Mérida acaba de dar un paso clave para la industria del coche eléctrico en España: superar el filtro ambiental completo. El Diario Oficial de Extremadura ha publicado la Autorización Ambiental Integrada (AAI) para la planta de materiales para cátodos promovida por Yuneng International (Spain) New Energy Battery Material, y eso significa que el proyecto ya tiene luz verde para empezar a ejecutarse.
La fábrica se levantará en el parque empresarial Expacio Mérida, sobre una parcela de 467.000 m², y producirá fosfato de hierro y litio (LFP/LiFePO₄): material activo del cátodo en baterías de ion-litio muy usadas en coches eléctricos y sistemas de almacenamiento de energía. La Junta lo ha vendido como pieza de transición energética y empleo industrial, y no le falta razón.

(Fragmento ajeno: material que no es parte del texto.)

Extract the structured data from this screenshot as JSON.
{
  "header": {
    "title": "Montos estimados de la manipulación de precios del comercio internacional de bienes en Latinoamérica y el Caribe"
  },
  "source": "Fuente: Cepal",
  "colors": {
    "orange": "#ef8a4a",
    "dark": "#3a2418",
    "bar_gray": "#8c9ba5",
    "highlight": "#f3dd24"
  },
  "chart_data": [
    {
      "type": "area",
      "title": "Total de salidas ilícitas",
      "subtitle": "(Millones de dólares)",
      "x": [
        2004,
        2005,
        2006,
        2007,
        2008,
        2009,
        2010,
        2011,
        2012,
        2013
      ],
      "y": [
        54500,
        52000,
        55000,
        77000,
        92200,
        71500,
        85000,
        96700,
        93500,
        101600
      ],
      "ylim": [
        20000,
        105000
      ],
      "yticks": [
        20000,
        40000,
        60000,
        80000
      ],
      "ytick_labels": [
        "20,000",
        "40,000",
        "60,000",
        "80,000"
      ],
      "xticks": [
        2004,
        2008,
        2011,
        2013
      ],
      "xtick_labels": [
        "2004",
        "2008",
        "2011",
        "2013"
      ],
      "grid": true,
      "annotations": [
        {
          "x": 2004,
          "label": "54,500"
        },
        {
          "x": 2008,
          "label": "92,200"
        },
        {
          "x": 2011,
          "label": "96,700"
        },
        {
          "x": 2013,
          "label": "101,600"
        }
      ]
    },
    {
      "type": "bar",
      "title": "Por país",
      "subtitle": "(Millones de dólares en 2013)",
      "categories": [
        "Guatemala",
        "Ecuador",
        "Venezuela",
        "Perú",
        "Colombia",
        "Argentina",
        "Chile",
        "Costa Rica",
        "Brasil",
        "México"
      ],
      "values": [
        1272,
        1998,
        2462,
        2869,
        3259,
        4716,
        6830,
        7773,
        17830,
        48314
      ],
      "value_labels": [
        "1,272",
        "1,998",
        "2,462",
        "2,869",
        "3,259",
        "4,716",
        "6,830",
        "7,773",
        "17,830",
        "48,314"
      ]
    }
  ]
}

Qué se va a fabricar exactamente y por qué importa tanto para el coche eléctrico
Según la Junta, la capacidad prevista es de 50.000 toneladas al año y el diseño ya dibuja una planta grande: edificio de producción de 270 × 150 m (37.500 m²), oficinas, depuración, tanque de tormentas y almacén de residuos, con reserva de suelo para ampliar. No es una “una nave” sin más, es una instalación pensada para crecer si el mercado acompaña.
Los consumos previstos ayudan a entender la dimensión real de la fábrica: hasta 200.000 MWh anuales de electricidad, gas natural, agua industrial y grandes volúmenes de nitrógeno, además de carbonato de litio y fosfato de hierro como materias primas. Son cifras propias de una instalación pensada para operar de forma continua y a gran volumen.
El impacto económico también está planteado de forma escalonada. La documentación oficial sitúa la fase inicial en torno a 116–125 millones de euros de inversión y unos 160 empleos directos, mientras que el desarrollo completo del proyecto podría elevar esas cifras hasta 800 millones y cerca de 500 puestos de trabajo, siempre que se ejecuten todas las fases previstas. Para una ciudad como Mérida, hablamos de industria pesada con efecto arrastre en proveedores, logística y perfiles técnicos especializados.
Una fábrica menos visible, pero clave en la cadena de la batería
En el mapa español de la batería, este proyecto juega en una liga distinta. Mientras en otros puntos del país avanzan iniciativas centradas en fabricar celdas, como la planta de PowerCo en Sagunto o el proyecto de Stellantis junto a CATL en Figueruelas, la fábrica de Mérida se sitúa en un tramo menos visible de la cadena industrial: el material del cátodo. No es lo más llamativo para el gran público, pero sí una de las piezas más estratégicas si Europa quiere reducir su dependencia de Asia en componentes clave.
En Extremadura, la apuesta por la industria de la batería ya está en marcha. La región cuenta con proyectos como la gigafactoría de AESC en Navalmoral de la Mata, cuya primera piedra se colocó en 2024, y el avance de una planta de materiales en Mérida encaja en esa misma línea de desarrollo industrial vinculada a la electrificación.
La Junta fija un plazo: si en cinco años no se arranca la ejecución, la autorización puede caducar, y antes de abrir deberá acreditarse que todo se ha construido tal y como se aprobó. Si el calendario acompaña, Extremadura aspira a ocupar un lugar relevante en la cadena industrial de la batería en España.